A oferta deverá decorrer entre o início de junho e o início de julho, após uma assembleia-geral extraordinária da UniCredit para autorizar o aumento de capital necessário. O closing está previsto para a primeira metade de 2027, dependendo das aprovações regulatórias.

“Caso o UniCredit ultrapasse os 30%, ganharia flexibilidade para comprar ações em bolsa” defende a Fitch que estima que a participação final poderá ficar apenas ligeiramente acima desse patamar, o que impediria o controlo efetivo e a consolidação integral.

“Alcançar o controlo efetivo continua improvável nas condições atuais da oferta e face aos obstáculos existentes na Alemanha”, afirma o relatório da Fitch. Sem controlo efetivo, os impactos no capital seriam “negligenciáveis” e os efeitos nos resultados “apenas moderados”. A agência alerta ainda que uma aquisição total reduziria o rácio CET1 da UniCredit em cerca de 200 pontos base, mas considera que isso permaneceria consistente com as notações atuais, graças à disciplina financeira do banco italiano liderado por Andrea Orcel.

A Fitch reconhece que, a longo prazo, uma integração bem-sucedida poderia “materialmente reduzir a sensibilidade da UniCredit a Itália”, melhorando o ambiente operacional, o perfil de negócio e a qualidade dos ativos do grupo combinado.

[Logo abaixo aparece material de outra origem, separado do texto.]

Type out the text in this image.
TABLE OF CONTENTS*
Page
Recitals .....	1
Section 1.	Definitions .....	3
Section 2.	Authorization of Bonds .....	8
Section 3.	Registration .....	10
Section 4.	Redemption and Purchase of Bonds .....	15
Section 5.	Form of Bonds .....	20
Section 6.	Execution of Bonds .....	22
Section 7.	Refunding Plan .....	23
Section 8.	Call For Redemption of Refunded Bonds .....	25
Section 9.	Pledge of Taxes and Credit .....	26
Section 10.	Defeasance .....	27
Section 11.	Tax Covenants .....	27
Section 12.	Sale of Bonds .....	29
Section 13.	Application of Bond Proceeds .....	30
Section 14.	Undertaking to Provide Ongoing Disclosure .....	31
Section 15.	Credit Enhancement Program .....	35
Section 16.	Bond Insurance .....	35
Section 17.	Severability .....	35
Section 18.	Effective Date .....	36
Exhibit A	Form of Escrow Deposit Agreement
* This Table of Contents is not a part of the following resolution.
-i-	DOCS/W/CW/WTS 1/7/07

No entanto, a curto prazo, a rentabilidade do novo grupo ficaria “materialmente abaixo” das previsões independentes, devido aos custos de integração e de reestruturação.

A Fitch defende que os desafios para obter o controlo efetivo são “significativos”, incluindo o apoio dos acionistas: o Estado alemão detém cerca de 12% da Commerzbank, a BlackRock mais de 5%, investidores institucionais cerca de 32% e privados (retalho) 20%.

“Uma aquisição total ainda enfrenta obstáculos materiais, mas poderia ter implicações positivas nas notações a longo prazo, desde que os riscos de execução sejam bem geridos e as métricas de capital do grupo combinado permaneçam sólidas”, conclui a Fitch.

Esta análise surge numa altura em que a UniCredit intensifica a sua expansão europeia, num setor bancário marcado pela consolidação transfronteiriça e pela necessidade de ganhar escala face à concorrência internacional.